Labor—both the cost and availability—is a recurring pain point for those who create budgets and those who must execute their terms.
“There are many instances where the minimum wage is going up and that has ripple effects through an organization,” Pinnacle Advisory Group
’s Arrants said. “When the minimum wage goes to $9 and some of your employees are already at that level, then adjustments are necessary. In addition, rising wage rates have the potential to create labor scarcities.”
“We know from countless studies that the cost of acquisition is growing by leaps and bounds and although we can review roomnights, rate and revenue by segmentation and channel, many teams are hard pressed to ascribe a true cost or profit by segment or channel,” she said. “An examination of (average daily rate) alone doesn’t tell the whole story and we increasingly find more profit opportunity when we’re able to identify the net value and can be more strategic in our approach to putting business into our hotels.”
Asset managers and operators also consider the impact of new supply on their operating budgets and operations.

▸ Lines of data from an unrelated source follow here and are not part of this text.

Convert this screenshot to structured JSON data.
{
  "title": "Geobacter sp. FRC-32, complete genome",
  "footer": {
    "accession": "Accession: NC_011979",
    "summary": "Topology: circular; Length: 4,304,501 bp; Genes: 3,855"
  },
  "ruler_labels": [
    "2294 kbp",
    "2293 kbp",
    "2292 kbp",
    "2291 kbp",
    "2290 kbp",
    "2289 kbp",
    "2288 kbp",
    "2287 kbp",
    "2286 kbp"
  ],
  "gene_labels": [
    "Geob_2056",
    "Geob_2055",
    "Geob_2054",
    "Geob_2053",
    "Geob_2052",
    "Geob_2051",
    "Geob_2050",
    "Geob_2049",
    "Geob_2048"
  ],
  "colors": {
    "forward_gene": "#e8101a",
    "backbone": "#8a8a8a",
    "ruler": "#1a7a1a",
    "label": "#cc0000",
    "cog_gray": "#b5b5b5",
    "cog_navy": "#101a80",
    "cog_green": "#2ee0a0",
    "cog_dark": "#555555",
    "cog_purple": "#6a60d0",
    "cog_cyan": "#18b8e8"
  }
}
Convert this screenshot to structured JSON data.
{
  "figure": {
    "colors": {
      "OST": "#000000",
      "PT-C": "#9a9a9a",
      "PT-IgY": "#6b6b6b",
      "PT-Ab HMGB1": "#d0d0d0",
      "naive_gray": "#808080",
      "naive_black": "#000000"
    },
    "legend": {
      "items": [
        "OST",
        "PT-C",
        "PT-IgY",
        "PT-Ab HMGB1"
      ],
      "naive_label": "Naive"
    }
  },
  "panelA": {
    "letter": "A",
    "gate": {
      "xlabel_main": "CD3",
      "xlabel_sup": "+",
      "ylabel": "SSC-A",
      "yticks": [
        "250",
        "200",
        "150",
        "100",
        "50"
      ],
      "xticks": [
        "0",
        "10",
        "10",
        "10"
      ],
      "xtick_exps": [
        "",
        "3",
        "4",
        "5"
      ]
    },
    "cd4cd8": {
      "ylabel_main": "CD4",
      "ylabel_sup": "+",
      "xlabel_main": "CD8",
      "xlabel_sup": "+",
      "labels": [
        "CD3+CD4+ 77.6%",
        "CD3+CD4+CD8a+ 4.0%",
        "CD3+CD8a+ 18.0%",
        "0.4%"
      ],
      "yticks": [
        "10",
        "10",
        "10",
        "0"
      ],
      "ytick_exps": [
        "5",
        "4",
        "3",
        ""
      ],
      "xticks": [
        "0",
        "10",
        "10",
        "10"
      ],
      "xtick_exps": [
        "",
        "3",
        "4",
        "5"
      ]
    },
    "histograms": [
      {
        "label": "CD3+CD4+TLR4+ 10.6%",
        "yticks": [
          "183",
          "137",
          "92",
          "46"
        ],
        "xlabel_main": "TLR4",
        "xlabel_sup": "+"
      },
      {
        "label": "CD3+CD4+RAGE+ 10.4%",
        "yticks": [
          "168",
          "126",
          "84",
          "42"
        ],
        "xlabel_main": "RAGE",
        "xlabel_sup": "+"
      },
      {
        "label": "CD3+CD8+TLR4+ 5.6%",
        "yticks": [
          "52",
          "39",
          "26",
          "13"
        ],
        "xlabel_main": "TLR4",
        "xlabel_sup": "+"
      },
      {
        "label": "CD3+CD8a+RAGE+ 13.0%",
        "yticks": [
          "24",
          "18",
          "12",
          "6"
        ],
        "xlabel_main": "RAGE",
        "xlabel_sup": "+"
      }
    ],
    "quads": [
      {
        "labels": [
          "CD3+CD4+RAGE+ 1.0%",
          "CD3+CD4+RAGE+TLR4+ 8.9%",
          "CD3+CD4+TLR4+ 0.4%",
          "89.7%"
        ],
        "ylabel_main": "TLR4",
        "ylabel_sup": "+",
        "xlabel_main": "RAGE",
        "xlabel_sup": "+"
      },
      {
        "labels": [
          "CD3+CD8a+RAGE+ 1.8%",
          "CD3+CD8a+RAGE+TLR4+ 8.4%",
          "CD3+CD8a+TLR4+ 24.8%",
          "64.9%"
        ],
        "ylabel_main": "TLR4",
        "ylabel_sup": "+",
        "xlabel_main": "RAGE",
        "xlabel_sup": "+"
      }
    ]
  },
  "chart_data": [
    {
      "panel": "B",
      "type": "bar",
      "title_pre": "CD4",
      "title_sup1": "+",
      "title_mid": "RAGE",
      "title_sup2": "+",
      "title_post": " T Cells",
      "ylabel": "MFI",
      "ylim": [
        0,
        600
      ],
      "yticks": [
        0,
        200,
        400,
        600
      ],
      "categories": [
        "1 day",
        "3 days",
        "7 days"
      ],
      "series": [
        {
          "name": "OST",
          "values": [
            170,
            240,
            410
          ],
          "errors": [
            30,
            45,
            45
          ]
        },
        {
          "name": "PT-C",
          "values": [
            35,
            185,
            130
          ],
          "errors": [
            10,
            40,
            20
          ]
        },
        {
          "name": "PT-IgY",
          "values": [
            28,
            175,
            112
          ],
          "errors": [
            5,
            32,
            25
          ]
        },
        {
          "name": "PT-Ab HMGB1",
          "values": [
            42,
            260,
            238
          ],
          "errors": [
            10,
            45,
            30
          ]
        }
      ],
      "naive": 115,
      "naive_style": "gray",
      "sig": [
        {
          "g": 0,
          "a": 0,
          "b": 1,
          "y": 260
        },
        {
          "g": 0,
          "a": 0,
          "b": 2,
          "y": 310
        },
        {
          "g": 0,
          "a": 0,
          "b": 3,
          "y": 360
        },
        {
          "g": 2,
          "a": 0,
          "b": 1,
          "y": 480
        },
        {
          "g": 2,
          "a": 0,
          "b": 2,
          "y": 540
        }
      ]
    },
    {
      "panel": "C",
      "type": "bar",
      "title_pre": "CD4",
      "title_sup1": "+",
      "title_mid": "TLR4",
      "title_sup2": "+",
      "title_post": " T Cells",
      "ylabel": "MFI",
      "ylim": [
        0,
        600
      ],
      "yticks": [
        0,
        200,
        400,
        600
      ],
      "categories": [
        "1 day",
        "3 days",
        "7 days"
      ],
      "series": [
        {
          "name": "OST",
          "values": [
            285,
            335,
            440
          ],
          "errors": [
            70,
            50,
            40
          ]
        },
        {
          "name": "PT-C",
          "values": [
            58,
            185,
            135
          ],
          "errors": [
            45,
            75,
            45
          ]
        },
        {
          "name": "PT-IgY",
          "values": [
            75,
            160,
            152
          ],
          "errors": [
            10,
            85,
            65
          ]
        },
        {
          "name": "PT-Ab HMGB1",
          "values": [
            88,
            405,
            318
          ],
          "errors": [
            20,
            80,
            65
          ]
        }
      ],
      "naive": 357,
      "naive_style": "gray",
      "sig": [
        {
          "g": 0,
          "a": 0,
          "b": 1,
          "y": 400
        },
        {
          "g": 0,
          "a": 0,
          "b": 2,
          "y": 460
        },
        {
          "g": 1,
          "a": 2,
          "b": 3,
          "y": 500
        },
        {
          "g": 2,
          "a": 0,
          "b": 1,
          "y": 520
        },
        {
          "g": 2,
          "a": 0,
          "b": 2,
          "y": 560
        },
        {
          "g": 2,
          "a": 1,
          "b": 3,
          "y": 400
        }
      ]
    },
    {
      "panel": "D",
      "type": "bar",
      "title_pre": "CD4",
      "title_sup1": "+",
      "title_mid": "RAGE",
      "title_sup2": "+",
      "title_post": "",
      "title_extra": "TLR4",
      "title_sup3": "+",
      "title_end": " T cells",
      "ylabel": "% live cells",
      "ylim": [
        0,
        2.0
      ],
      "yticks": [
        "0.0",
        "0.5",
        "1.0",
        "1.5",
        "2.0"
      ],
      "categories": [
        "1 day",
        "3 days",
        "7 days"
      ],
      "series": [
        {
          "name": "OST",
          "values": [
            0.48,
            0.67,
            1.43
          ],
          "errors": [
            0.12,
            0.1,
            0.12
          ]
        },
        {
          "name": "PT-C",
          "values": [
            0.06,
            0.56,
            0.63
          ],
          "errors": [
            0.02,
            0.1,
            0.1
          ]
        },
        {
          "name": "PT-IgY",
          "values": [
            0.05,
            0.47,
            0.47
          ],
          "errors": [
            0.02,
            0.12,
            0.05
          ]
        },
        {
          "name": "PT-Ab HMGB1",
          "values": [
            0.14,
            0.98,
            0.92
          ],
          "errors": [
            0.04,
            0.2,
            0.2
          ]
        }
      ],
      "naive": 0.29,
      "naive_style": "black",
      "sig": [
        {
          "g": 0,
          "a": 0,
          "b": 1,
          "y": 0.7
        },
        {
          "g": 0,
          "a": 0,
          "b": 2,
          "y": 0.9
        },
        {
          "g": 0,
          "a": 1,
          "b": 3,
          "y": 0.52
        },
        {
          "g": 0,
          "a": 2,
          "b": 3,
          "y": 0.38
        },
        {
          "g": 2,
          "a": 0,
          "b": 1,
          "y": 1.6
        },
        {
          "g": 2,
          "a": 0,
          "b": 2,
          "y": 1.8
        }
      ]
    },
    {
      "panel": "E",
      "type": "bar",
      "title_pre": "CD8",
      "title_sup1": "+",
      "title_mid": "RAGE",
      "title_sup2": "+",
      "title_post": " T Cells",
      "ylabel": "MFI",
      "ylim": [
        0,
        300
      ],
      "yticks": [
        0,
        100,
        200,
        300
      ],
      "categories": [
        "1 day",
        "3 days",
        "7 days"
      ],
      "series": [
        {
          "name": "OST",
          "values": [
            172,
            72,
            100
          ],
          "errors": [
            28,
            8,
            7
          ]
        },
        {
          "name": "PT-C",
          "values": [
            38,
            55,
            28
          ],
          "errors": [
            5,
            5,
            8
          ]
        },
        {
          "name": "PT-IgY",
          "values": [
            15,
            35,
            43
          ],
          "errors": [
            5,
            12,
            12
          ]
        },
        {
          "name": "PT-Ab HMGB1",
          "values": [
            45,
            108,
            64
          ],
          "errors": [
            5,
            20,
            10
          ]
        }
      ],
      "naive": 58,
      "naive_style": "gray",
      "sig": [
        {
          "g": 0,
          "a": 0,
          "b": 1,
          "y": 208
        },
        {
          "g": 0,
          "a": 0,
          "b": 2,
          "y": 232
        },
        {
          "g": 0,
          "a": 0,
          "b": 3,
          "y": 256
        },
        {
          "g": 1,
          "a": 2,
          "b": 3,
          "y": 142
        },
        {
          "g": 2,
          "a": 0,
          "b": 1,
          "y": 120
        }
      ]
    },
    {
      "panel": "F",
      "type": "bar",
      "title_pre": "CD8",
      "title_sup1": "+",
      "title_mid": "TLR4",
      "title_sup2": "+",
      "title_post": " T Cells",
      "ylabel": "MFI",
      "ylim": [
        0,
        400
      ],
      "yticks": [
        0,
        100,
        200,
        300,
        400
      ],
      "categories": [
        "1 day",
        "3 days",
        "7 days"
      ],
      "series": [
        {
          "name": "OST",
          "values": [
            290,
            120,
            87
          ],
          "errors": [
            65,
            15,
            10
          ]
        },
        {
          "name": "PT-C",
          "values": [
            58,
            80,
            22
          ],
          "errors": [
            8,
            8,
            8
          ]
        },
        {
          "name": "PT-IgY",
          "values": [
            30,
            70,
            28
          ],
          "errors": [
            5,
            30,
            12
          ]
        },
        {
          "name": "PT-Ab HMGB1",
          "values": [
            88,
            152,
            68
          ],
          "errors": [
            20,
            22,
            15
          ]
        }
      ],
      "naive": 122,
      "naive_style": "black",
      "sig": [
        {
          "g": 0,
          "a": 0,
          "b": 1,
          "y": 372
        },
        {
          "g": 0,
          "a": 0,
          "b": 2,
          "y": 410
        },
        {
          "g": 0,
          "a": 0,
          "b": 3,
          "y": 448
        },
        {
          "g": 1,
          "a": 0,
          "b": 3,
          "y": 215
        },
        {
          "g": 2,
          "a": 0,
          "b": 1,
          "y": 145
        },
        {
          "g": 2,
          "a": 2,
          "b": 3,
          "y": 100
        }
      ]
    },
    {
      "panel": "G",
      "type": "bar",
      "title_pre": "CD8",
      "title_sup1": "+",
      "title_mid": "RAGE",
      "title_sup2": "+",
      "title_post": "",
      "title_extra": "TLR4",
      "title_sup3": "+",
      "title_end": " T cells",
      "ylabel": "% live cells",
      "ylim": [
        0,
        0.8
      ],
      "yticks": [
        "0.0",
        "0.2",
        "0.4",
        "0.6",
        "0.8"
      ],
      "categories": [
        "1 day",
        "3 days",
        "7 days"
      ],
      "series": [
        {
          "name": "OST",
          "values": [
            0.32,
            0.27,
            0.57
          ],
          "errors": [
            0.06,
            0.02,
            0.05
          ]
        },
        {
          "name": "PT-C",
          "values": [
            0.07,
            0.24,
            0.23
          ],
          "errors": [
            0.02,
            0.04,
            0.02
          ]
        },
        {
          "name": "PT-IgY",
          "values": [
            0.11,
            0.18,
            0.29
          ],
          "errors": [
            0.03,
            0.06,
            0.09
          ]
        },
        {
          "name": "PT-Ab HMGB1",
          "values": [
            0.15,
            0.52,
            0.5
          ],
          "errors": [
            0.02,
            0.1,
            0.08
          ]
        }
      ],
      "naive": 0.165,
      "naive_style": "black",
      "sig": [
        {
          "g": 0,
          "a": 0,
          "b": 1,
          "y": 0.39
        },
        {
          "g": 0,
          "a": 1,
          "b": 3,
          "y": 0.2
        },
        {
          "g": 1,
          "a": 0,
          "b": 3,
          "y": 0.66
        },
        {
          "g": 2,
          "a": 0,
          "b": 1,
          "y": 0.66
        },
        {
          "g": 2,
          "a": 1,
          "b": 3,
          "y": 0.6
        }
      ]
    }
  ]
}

“Although nationally supply growth is still at favorable lows, it is a very different story on a market-by-market basis, so we keep closely in tune with what’s proposed, whether new development, brand change and redevelopment of existing buildings that may not have been part of the lodging inventory prior,” Dickinson said. “We’re seeing a lot of redevelopment and in some instances it can reduce supply, but in all instances, staying in touch with the market and evaluating your hotel’s value proposition today and in the future against the changing landscape is imperative.”
Concurrent with developing operating budgets for the coming year, hotel teams also determine levels of capital expenditures and how CapEx funds will be allocated
“For all of our properties we have a long-term CapEx vision and a short-term plan,” Arrants said. “We use this process as an opportunity to look at things like the effective ages of systems versus their chronological ages to see if they are holding up better than we expected.”
Russo said capital expenditures generally fall into several categories: fire and life safety issues, which can’t be ignored; current and proposed changes to brand standards; and items that might produce a return on investment.
“We then look at the operating budget to look for the economic benefit of (a CapEx expenditure),” she said. “Even if it is a new cooling tower, you should expect reduced operating costs. If it’s new kitchen equipment, you should expect to achieve reduced maintenance man-hours allocated to the kitchen. You’re constantly looking between the CapEx budget and operating budget to make sure capital investments are translating into the operating budget.”